Inciting Incidents: You can take the girl out of the suburbs...



We're moving farther into the city tomorrow. It was set before the election in response to what has become the economic reality for many people.

Inciting incident: Rising costs across the board. Gas prices in CA are crazy right now. That makes food costs more expensive, as well, which we can definitely feel in the tightening of our belts. And the renewal letter we got from our apartment manager proposed raising our rent by $200/month. At that moment, it was clinched. We had to move.

The adventure or quest novel always begins this way. Something happens. It can be a gradual build-up, but often it happens all at once--something that changes everything. For your hero, it should color everything gray. It should make the need to change inevitable.

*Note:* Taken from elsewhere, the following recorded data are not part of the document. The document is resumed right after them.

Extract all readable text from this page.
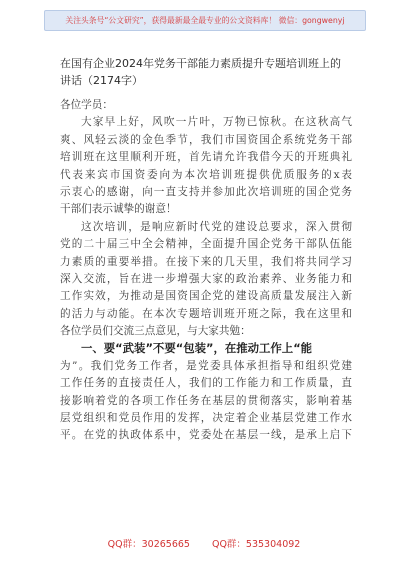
关注头条号“公文研究”，获得最新最全最专业的公文资料库！ 微信：gongwenyj
在国有企业2024年党务干部能力素质提升专题培训班上的
讲话（2174字）
各位学员：
大家早上好，风吹一片叶，万物已惊秋。在这秋高气
爽、风轻云淡的金色季节，我们市国资国企系统党务干部
培训班在这里顺利开班，首先请允许我借今天的开班典礼
代表来宾市国资委向为本次培训班提供优质服务的x表
示衷心的感谢，向一直支持并参加此次培训班的国企党务
干部们表示诚挚的谢意！
这次培训，是响应新时代党的建设总要求，深入贯彻
党的二十届三中全会精神，全面提升国企党务干部队伍能
力素质的重要举措。在接下来的几天里，我们将共同学习
深入交流，旨在进一步增强大家的政治素养、业务能力和
工作实效，为推动是国资国企党的建设高质量发展注入新
的活力与动能。在本次专题培训班开班之际，我在这里和
各位学员们交流三点意见，与大家共勉：
一、要“武装”不要“包装”，在推动工作上“能
为”。我们党务工作者，是党委具体承担指导和组织党建
工作任务的直接责任人，我们的工作能力和工作质量，直
接影响着党的各项工作任务在基层的贯彻落实，影响着基
层党组织和党员作用的发挥，决定着企业基层党建工作水
平。在党的执政体系中，党委处在基层一线，是承上启下
QQ群：30265665 QQ群：535304092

And, as Donald Maass says in Writing the Breakout Novel, it should be gut-wrenching. He calls it "gut emotional appeal," but whatever you call it, it should be like a punch in the chest to your character, something so tangible your reader is reeling from the sympathy pains.

I don't think I've ever written an inciting incident so powerful, but I can tell you that I'm living one right now. And it's something I'll take with me into my writing going forward. Because my family of five is now on a quest, to make the city our new home.

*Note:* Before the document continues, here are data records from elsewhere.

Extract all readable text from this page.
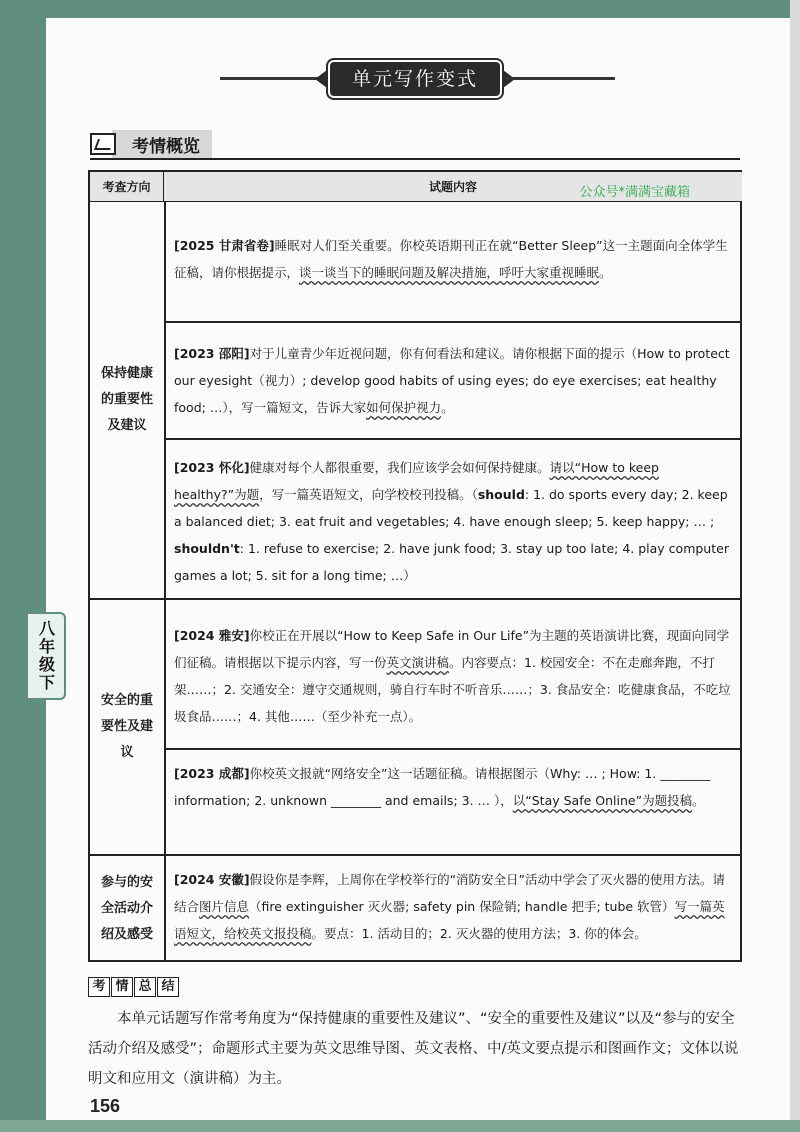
单元写作变式
考情概览
考查方向	试题内容	公众号*满满宝藏箱
保持健康的重要性及建议
安全的重要性及建议
参与的安全活动介绍及感受
[2025 甘肃省卷]睡眠对人们至关重要。你校英语期刊正在就“Better Sleep”这一主题面向全体学生征稿，请你根据提示，谈一谈当下的睡眠问题及解决措施，呼吁大家重视睡眠。
[2023 邵阳]对于儿童青少年近视问题，你有何看法和建议。请你根据下面的提示（How to protect our eyesight（视力）; develop good habits of using eyes; do eye exercises; eat healthy food; …），写一篇短文，告诉大家如何保护视力。
[2023 怀化]健康对每个人都很重要，我们应该学会如何保持健康。请以“How to keep healthy?”为题，写一篇英语短文，向学校校刊投稿。（should: 1. do sports every day; 2. keep a balanced diet; 3. eat fruit and vegetables; 4. have enough sleep; 5. keep happy; … ; shouldn't: 1. refuse to exercise; 2. have junk food; 3. stay up too late; 4. play computer games a lot; 5. sit for a long time; …）
[2024 雅安]你校正在开展以“How to Keep Safe in Our Life”为主题的英语演讲比赛，现面向同学们征稿。请根据以下提示内容，写一份英文演讲稿。内容要点：1. 校园安全：不在走廊奔跑，不打架……；2. 交通安全：遵守交通规则，骑自行车时不听音乐……；3. 食品安全：吃健康食品，不吃垃圾食品……；4. 其他……（至少补充一点）。
[2023 成都]你校英文报就“网络安全”这一话题征稿。请根据图示（Why: … ; How: 1. ________ information; 2. unknown ________ and emails; 3. … ），以“Stay Safe Online”为题投稿。
[2024 安徽]假设你是李辉，上周你在学校举行的“消防安全日”活动中学会了灭火器的使用方法。请结合图片信息（fire extinguisher 灭火器; safety pin 保险销; handle 把手; tube 软管）写一篇英语短文，给校英文报投稿。要点：1. 活动目的；2. 灭火器的使用方法；3. 你的体会。
八年级下
考 情 总 结
本单元话题写作常考角度为“保持健康的重要性及建议”、“安全的重要性及建议”以及“参与的安全活动介绍及感受”；命题形式主要为英文思维导图、英文表格、中/英文要点提示和图画作文；文体以说明文和应用文（演讲稿）为主。
156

A suburban girl who really prefers the open skies of Arizona and the open breezes of the southern Utah red rocks is going to be living in a tri-level attached to a hundred other tri-levels. I'm a character in my own story, and I know this is going to change me because... how could it not?

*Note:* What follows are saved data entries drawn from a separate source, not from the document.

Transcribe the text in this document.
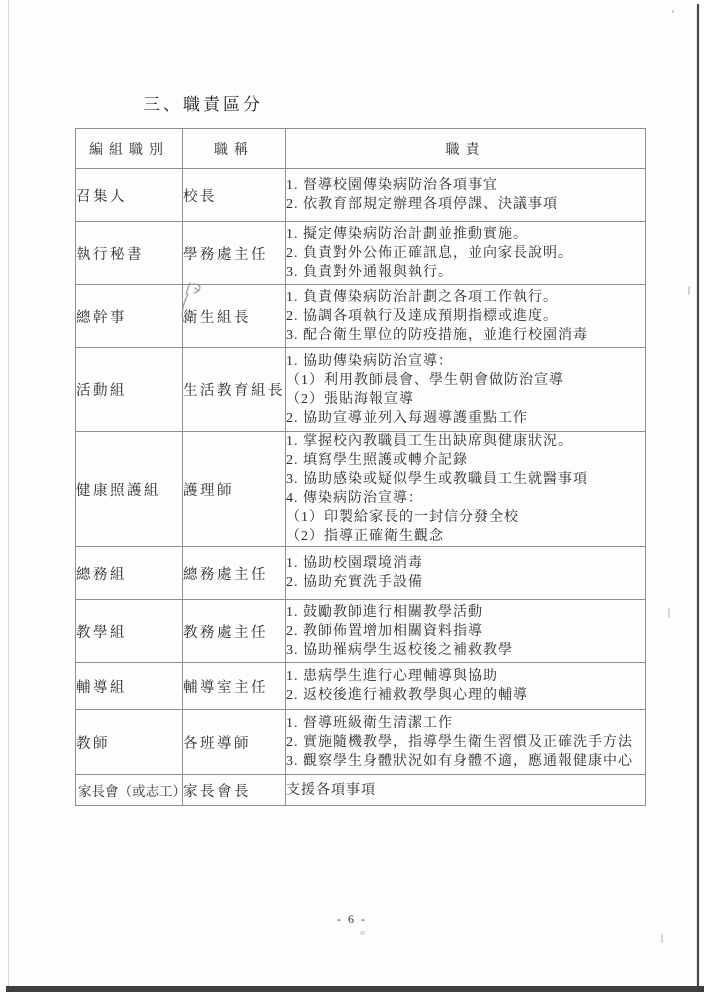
三、職責區分
編組職別	職稱	職責
召集人	校長	1. 督導校園傳染病防治各項事宜
2. 依教育部規定辦理各項停課、決議事項

執行秘書	學務處主任	1. 擬定傳染病防治計劃並推動實施。
2. 負責對外公佈正確訊息，並向家長說明。
3. 負責對外通報與執行。

總幹事	衛生組長	1. 負責傳染病防治計劃之各項工作執行。
2. 協調各項執行及達成預期指標或進度。
3. 配合衛生單位的防疫措施，並進行校園消毒

活動組	生活教育組長	1. 協助傳染病防治宣導：
（1）利用教師晨會、學生朝會做防治宣導
（2）張貼海報宣導
2. 協助宣導並列入每週導護重點工作

健康照護組	護理師	
1. 掌握校內教職員工生出缺席與健康狀況。
2. 填寫學生照護或轉介記錄
3. 協助感染或疑似學生或教職員工生就醫事項
4. 傳染病防治宣導：
（1）印製給家長的一封信分發全校
（2）指導正確衛生觀念

總務組	總務處主任	1. 協助校園環境消毒
2. 協助充實洗手設備

教學組	教務處主任	1. 鼓勵教師進行相關教學活動
2. 教師佈置增加相關資料指導
3. 協助罹病學生返校後之補救教學

輔導組	輔導室主任	1. 患病學生進行心理輔導與協助
2. 返校後進行補救教學與心理的輔導

教師	各班導師	1. 督導班級衛生清潔工作
2. 實施隨機教學，指導學生衛生習慣及正確洗手方法
3. 觀察學生身體狀況如有身體不適，應通報健康中心

家長會（或志工）	家長會長	支援各項事項
- 6 -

I have a lot of worries. Thanks to the economy, theft is on the rise. Youth unemployment has led to a rise in teen gangs just walking the streets looking for trouble. I'm reading every day in the news about random acts of violence that seem to have no real motive other than boredom combined with evil. As a mom, I keep these stories in my worry-chamber, storing them up so I'll be prepared for anything. But you can never prepare for everything.

My oldest is only five, but those of you who write YA could easily write me in as the mother who worries too much and tends toward the dramatic. Or I could be Bella, leaving her home with nothing but a tiny cactus to take Arizona with her to the rainiest place in the country.



Change is powerful. A change of location, the introduction of a stranger, or a group of strangers, the loss of someone beloved -- it's transforming.

What's the catalyst in your adventure? Does it break your character's heart? Break it. Because the path toward wholeness is the whole story.